5 Host a Virtual Movie Night

Pop the popcorn, queue up a classic movie, and plop down on the couch (your own couches, that is) for a virtual movie night with Dad. Thanks to the free streaming app Netflix Party, it’s easier than ever to watch a movie together and chat during the whole thing, even if you’re hundreds of miles apart. The app is free (there’s a free plug-in compatible with Google Chrome), and allows you to watch anything on Netflix simultaneously.

6 Have a Wine Tasting

For a guy that enjoys a nice glass of red in the evenings, consider setting up a virtual wine and cheese tasting. You might not be able to get to the vineyards (or even to a bar or restaurant) this Father’s Day, but with a wine subscription and a cheese box delivery, you can host your own fancy tasting just for dad, even if you can’t be there in person. For a delicious assortment of award-winning traditional Wisconsin cheeses, send dad a Carr Valley gift box ($40, Carr Valley Cheese) that’s appropriately titled. And to truly wine and dine him in style, sign Dad up for a Wine Club Subscription ($89, Acker Wines) that’ll make him feel like a true sommelier.

7 Have a Game Night

Organize a virtual game night with Dad and the rest of the family. This is a fun and easy way to get the whole family involved, especially if Dad has grown children who don’t all live in the same place. Hop on a Zoom call and play trivia, charades, or any of the interactive Jackbox games for the ultimate game night experience.

8 Start a Book Club

My dad loves to read, so a new bestseller is always a safe gift option if I’m not sure what to get. This Father’s Day, send dad a copy of a new book he’s sure to love, and order one for yourself as well. (If you’re not sure where to start, Target has a whole selection of New York Times best sellers.) Once you’ve both finished the book, hold a virtual book club over Zoom or FaceTime, then let dad choose the next book you’ll read together.

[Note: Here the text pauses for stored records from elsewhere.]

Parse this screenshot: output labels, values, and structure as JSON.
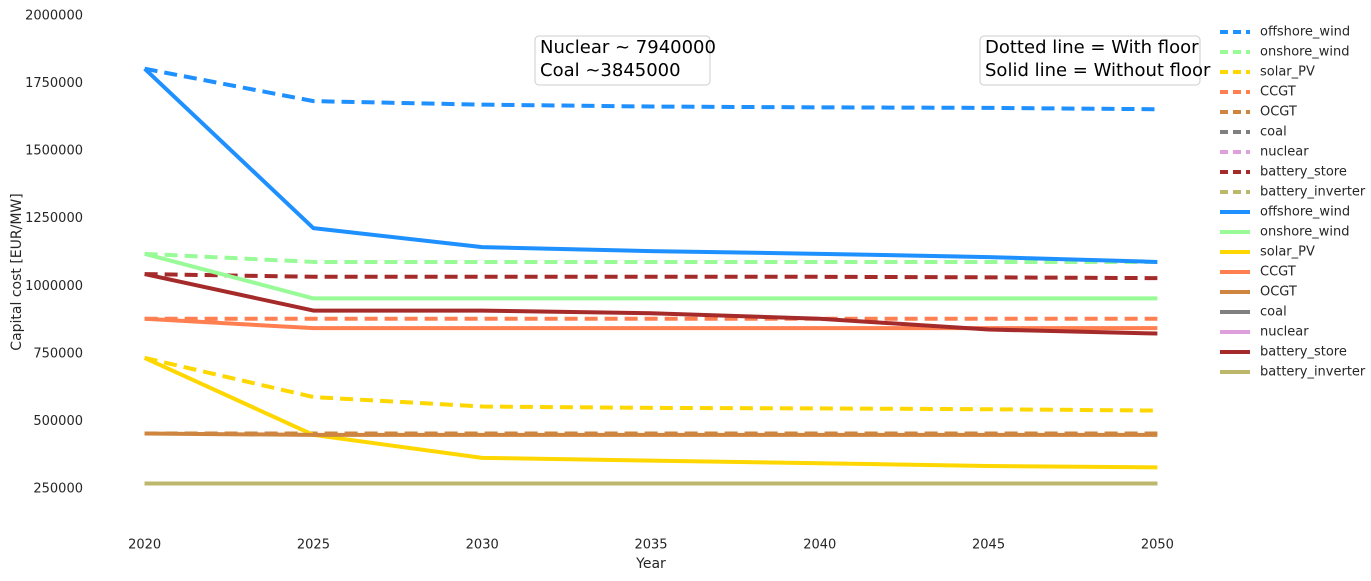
{
  "chart_data": {
    "type": "line",
    "x_label": "Year",
    "y_label": "Capital cost [EUR/MW]",
    "x": [
      2020,
      2025,
      2030,
      2035,
      2040,
      2045,
      2050
    ],
    "xlim": [
      2018.5,
      2051.5
    ],
    "xticks": [
      2020,
      2025,
      2030,
      2035,
      2040,
      2045,
      2050
    ],
    "ylim": [
      100000,
      2000000
    ],
    "yticks": [
      250000,
      500000,
      750000,
      1000000,
      1250000,
      1500000,
      1750000,
      2000000
    ],
    "grid": false,
    "legend": "outside upper right",
    "annotations": [
      {
        "lines": [
          "Nuclear ~ 7940000",
          "Coal ~3845000"
        ]
      },
      {
        "lines": [
          "Dotted line = With floor",
          "Solid line = Without floor"
        ]
      }
    ],
    "series": [
      {
        "name": "offshore_wind",
        "color": "#1e90ff",
        "dashed": true,
        "values": [
          1805000,
          1685000,
          1672000,
          1665000,
          1662000,
          1660000,
          1655000
        ]
      },
      {
        "name": "onshore_wind",
        "color": "#98fb98",
        "dashed": true,
        "values": [
          1120000,
          1090000,
          1090000,
          1090000,
          1090000,
          1090000,
          1090000
        ]
      },
      {
        "name": "solar_PV",
        "color": "#ffd700",
        "dashed": true,
        "values": [
          735000,
          590000,
          555000,
          550000,
          548000,
          545000,
          540000
        ]
      },
      {
        "name": "CCGT",
        "color": "#ff7f50",
        "dashed": true,
        "values": [
          880000,
          880000,
          880000,
          880000,
          880000,
          880000,
          880000
        ]
      },
      {
        "name": "OCGT",
        "color": "#cd853f",
        "dashed": true,
        "values": [
          455000,
          455000,
          455000,
          455000,
          455000,
          455000,
          455000
        ]
      },
      {
        "name": "coal",
        "color": "#808080",
        "dashed": true,
        "values": [
          3845000,
          3845000,
          3845000,
          3845000,
          3845000,
          3845000,
          3845000
        ]
      },
      {
        "name": "nuclear",
        "color": "#dda0dd",
        "dashed": true,
        "values": [
          7940000,
          7940000,
          7940000,
          7940000,
          7940000,
          7940000,
          7940000
        ]
      },
      {
        "name": "battery_store",
        "color": "#a52a2a",
        "dashed": true,
        "values": [
          1045000,
          1035000,
          1035000,
          1035000,
          1035000,
          1033000,
          1030000
        ]
      },
      {
        "name": "battery_inverter",
        "color": "#bdb76b",
        "dashed": true,
        "values": [
          270000,
          270000,
          270000,
          270000,
          270000,
          270000,
          270000
        ]
      },
      {
        "name": "offshore_wind",
        "color": "#1e90ff",
        "dashed": false,
        "values": [
          1805000,
          1215000,
          1145000,
          1130000,
          1120000,
          1108000,
          1090000
        ]
      },
      {
        "name": "onshore_wind",
        "color": "#98fb98",
        "dashed": false,
        "values": [
          1120000,
          955000,
          955000,
          955000,
          955000,
          955000,
          955000
        ]
      },
      {
        "name": "solar_PV",
        "color": "#ffd700",
        "dashed": false,
        "values": [
          735000,
          450000,
          365000,
          355000,
          345000,
          335000,
          330000
        ]
      },
      {
        "name": "CCGT",
        "color": "#ff7f50",
        "dashed": false,
        "values": [
          880000,
          845000,
          845000,
          845000,
          845000,
          845000,
          845000
        ]
      },
      {
        "name": "OCGT",
        "color": "#cd853f",
        "dashed": false,
        "values": [
          455000,
          450000,
          450000,
          450000,
          450000,
          450000,
          450000
        ]
      },
      {
        "name": "coal",
        "color": "#808080",
        "dashed": false,
        "values": [
          3845000,
          3845000,
          3845000,
          3845000,
          3845000,
          3845000,
          3845000
        ]
      },
      {
        "name": "nuclear",
        "color": "#dda0dd",
        "dashed": false,
        "values": [
          7940000,
          7940000,
          7940000,
          7940000,
          7940000,
          7940000,
          7940000
        ]
      },
      {
        "name": "battery_store",
        "color": "#a52a2a",
        "dashed": false,
        "values": [
          1045000,
          910000,
          910000,
          900000,
          880000,
          840000,
          825000
        ]
      },
      {
        "name": "battery_inverter",
        "color": "#bdb76b",
        "dashed": false,
        "values": [
          270000,
          270000,
          270000,
          270000,
          270000,
          270000,
          270000
        ]
      }
    ]
  }
}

9 Throw a Virtual Surprise Party

While organizing a family chat days in advance will give him something to look forward to, a surprise party can be just as sweet. Send out a Zoom invitation the week before and invite all of Dad’s close family members (his children, grandchildren, parents, etc.) and make sure everyone’s logged on before Dad joins the call. Once he connects, yell “Surprise,” then have each participant say something meaningful about Dad.